Approach 1: Manual Copy-Paste
The simplest approach is to keep a document — a text file, a Notion page, a Google Doc — that summarises your project and paste it at the start of every conversation.
This works. For small projects, occasional model comparisons, or simple tasks, it is entirely adequate. The friction is low enough that a few hundred words of copy-paste is not a serious obstacle.
The limitations emerge at scale. As the project grows, the context document grows. Keeping it accurate becomes a task in itself. You forget to update it when decisions change. Key context ends up buried in a long document that the AI processes less precisely than structured information. And you still have to do it manually — every single time.
Approach 2: Markdown Context Files
A step up from a plain document: structured Markdown files committed to your project repository. A CONTEXT.md file at the root of your project, updated alongside code changes, can serve as a portable prompt prefix.
This is a legitimate strategy and one many engineers use already. Tools like CLAUDE.md files for Claude Code, or custom instructions in ChatGPT, formalise this pattern.
The remaining friction: you still manage the file manually.
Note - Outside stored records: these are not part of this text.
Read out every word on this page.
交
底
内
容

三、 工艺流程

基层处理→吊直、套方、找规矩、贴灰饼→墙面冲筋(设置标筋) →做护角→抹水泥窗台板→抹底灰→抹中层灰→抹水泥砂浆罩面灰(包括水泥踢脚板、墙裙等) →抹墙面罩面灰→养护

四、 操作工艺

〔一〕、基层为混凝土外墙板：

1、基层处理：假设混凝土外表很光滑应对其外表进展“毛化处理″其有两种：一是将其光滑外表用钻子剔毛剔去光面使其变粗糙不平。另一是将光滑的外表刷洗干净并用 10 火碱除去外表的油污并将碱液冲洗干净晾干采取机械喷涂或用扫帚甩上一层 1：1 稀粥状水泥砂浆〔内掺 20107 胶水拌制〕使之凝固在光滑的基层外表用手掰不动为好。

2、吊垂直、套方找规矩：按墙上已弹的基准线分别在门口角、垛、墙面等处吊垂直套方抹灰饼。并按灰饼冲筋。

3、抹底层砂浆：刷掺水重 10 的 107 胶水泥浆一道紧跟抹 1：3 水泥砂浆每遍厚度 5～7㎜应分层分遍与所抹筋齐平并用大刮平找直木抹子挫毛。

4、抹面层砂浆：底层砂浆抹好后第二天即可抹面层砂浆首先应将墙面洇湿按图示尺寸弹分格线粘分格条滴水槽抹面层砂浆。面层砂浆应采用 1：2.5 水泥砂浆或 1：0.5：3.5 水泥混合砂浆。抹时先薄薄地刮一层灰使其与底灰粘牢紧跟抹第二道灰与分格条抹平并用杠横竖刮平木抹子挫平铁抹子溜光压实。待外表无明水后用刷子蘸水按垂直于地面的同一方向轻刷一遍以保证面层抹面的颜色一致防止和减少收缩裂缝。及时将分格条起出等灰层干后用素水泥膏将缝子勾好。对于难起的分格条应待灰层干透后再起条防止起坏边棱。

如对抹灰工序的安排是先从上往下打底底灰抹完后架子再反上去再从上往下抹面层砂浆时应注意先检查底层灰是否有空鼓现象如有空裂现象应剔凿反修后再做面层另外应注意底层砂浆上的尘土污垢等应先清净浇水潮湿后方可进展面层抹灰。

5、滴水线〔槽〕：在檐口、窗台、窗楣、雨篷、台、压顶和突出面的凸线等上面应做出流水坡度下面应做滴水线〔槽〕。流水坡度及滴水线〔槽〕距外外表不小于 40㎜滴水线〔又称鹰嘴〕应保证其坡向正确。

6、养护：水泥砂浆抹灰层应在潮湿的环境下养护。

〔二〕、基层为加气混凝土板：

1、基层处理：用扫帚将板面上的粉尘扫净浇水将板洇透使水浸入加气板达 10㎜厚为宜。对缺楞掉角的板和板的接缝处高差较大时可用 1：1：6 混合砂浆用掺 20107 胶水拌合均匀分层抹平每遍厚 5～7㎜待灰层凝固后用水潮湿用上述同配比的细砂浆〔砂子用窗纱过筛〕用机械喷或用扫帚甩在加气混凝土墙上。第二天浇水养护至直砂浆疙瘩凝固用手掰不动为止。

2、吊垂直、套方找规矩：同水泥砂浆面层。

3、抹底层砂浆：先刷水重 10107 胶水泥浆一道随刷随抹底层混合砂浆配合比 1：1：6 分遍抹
There is no execution tracking (what is done, what is next), no structured knowledge base, no history of decisions. The context is a snapshot, not a living project.
Approach 3: A Dedicated Context Layer
The most robust solution is a tool purpose-built for this problem: persistent, structured context that sits between you and any AI model, injecting the right information at the right time.
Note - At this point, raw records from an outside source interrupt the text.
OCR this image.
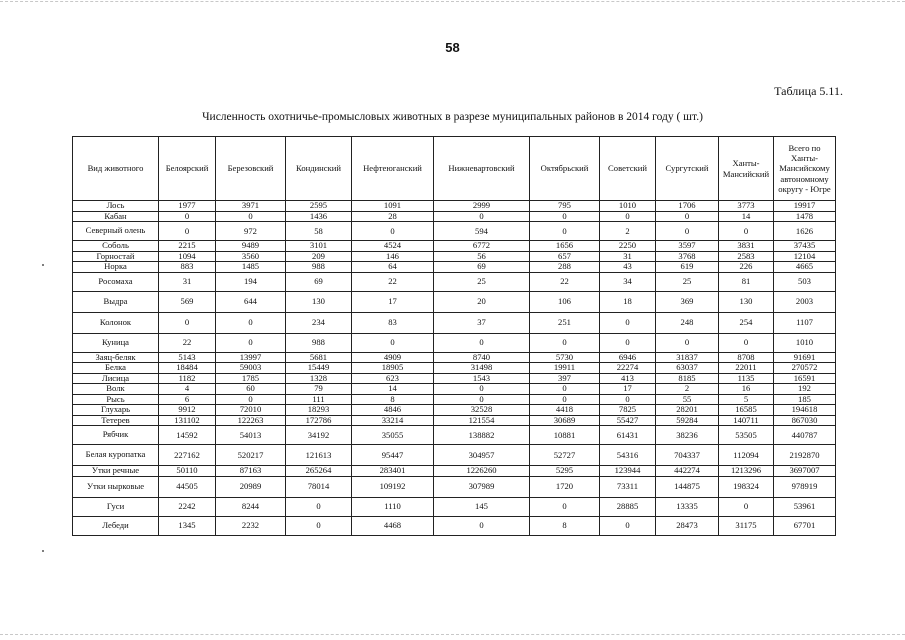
58
Таблица 5.11.
Численность охотничье-промысловых животных в разрезе муниципальных районов в 2014 году ( шт.)
Вид животного	Белоярский	Березовский	Кондинский	Нефтеюганский	Нижневартовский	Октябрьский	Советский	Сургутский	Ханты-Мансийский	Всего по Ханты-Мансийскому автономному округу - Югре
Лось	1977	3971	2595	1091	2999	795	1010	1706	3773	19917
Кабан	0	0	1436	28	0	0	0	0	14	1478
Северный олень	0	972	58	0	594	0	2	0	0	1626
Соболь	2215	9489	3101	4524	6772	1656	2250	3597	3831	37435
Горностай	1094	3560	209	146	56	657	31	3768	2583	12104
Норка	883	1485	988	64	69	288	43	619	226	4665
Росомаха	31	194	69	22	25	22	34	25	81	503
Выдра	569	644	130	17	20	106	18	369	130	2003
Колонок	0	0	234	83	37	251	0	248	254	1107
Куница	22	0	988	0	0	0	0	0	0	1010
Заяц-беляк	5143	13997	5681	4909	8740	5730	6946	31837	8708	91691
Белка	18484	59003	15449	18905	31498	19911	22274	63037	22011	270572
Лисица	1182	1785	1328	623	1543	397	413	8185	1135	16591
Волк	4	60	79	14	0	0	17	2	16	192
Рысь	6	0	111	8	0	0	0	55	5	185
Глухарь	9912	72010	18293	4846	32528	4418	7825	28201	16585	194618
Тетерев	131102	122263	172786	33214	121554	30689	55427	59284	140711	867030
Рябчик	14592	54013	34192	35055	138882	10881	61431	38236	53505	440787
Белая куропатка	227162	520217	121613	95447	304957	52727	54316	704337	112094	2192870
Утки речные	50110	87163	265264	283401	1226260	5295	123944	442274	1213296	3697007
Утки нырковые	44505	20989	78014	109192	307989	1720	73311	144875	198324	978919
Гуси	2242	8244	0	1110	145	0	28885	13335	0	53961
Лебеди	1345	2232	0	4468	0	8	0	28473	31175	67701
This is what StackLatte does. Instead of a flat document, your project lives as a structured hierarchy: tracks (major workstreams), phases (stages within each track), and steps (individual tasks). Each element carries its own description, instructions, and acceptance criteria.
When you open an AI conversation in StackLatte, the system assembles the relevant context from your project and injects it into the prompt. You get full project awareness in every conversation — without ever copying and pasting.
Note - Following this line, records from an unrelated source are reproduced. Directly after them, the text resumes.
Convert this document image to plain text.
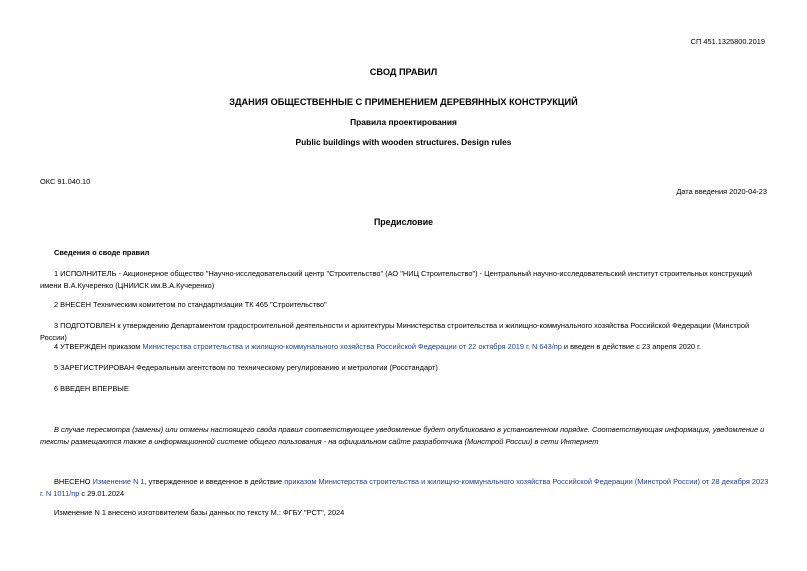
СП 451.1325800.2019
СВОД ПРАВИЛ
ЗДАНИЯ ОБЩЕСТВЕННЫЕ С ПРИМЕНЕНИЕМ ДЕРЕВЯННЫХ КОНСТРУКЦИЙ
Правила проектирования
Public buildings with wooden structures. Design rules
ОКС 91.040.10
Дата введения 2020-04-23
Предисловие
Сведения о своде правил
1 ИСПОЛНИТЕЛЬ - Акционерное общество "Научно-исследовательский центр "Строительство" (АО "НИЦ Строительство") - Центральный научно-исследовательский институт строительных конструкций имени В.А.Кучеренко (ЦНИИСК им.В.А.Кучеренко)
2 ВНЕСЕН Техническим комитетом по стандартизации ТК 465 "Строительство"
3 ПОДГОТОВЛЕН к утверждению Департаментом градостроительной деятельности и архитектуры Министерства строительства и жилищно-коммунального хозяйства Российской Федерации (Минстрой России)
4 УТВЕРЖДЕН приказом Министерства строительства и жилищно-коммунального хозяйства Российской Федерации от 22 октября 2019 г. N 643/пр и введен в действие с 23 апреля 2020 г.
5 ЗАРЕГИСТРИРОВАН Федеральным агентством по техническому регулированию и метрологии (Росстандарт)
6 ВВЕДЕН ВПЕРВЫЕ
В случае пересмотра (замены) или отмены настоящего свода правил соответствующее уведомление будет опубликовано в установленном порядке. Соответствующая информация, уведомление и тексты размещаются также в информационной системе общего пользования - на официальном сайте разработчика (Минстрой России) в сети Интернет
ВНЕСЕНО Изменение N 1, утвержденное и введенное в действие приказом Министерства строительства и жилищно-коммунального хозяйства Российской Федерации (Минстрой России) от 28 декабря 2023 г. N 1011/пр с 29.01.2024
Изменение N 1 внесено изготовителем базы данных по тексту М.: ФГБУ "РСТ", 2024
Step-by-Step: Maintaining Context with StackLatte
- 1
Create your project
Open StackLatte and create a project. Describe the goal, scope, and initial state. This becomes the permanent context that all AI conversations reference.
- 2
Structure your work into tracks and phases
Break the project into major workstreams (tracks) and stages (phases). This structure is what lets the AI understand where you are in the project, not just what the project is.
- 3
Add knowledge base entries
Attach reference material — architecture decisions, conventions, research notes, key constraints. These inject into every AI conversation automatically, so the AI always has the background it needs.
- 4
Connect your AI provider
Enter your API key for OpenAI, Anthropic, or configure a local model. StackLatte works with all major providers.
- 5
Switch models freely
When you want to use a different model — for cost, capability, or privacy reasons — just change the model in the settings. Your context comes with you. The AI sees the same structured project regardless of which provider you use.
Smart Context Injection
Sending your entire project context to every AI message would be wasteful — both in tokens and in relevance. StackLatte uses keyword relevance to select which context blocks matter for each specific message. Ask about a specific phase and only that phase's context gets sent. Ask a general question and a compact structural index is sent instead.
This means the AI gets focused, relevant context — not a wall of text — which leads to better, more precise responses.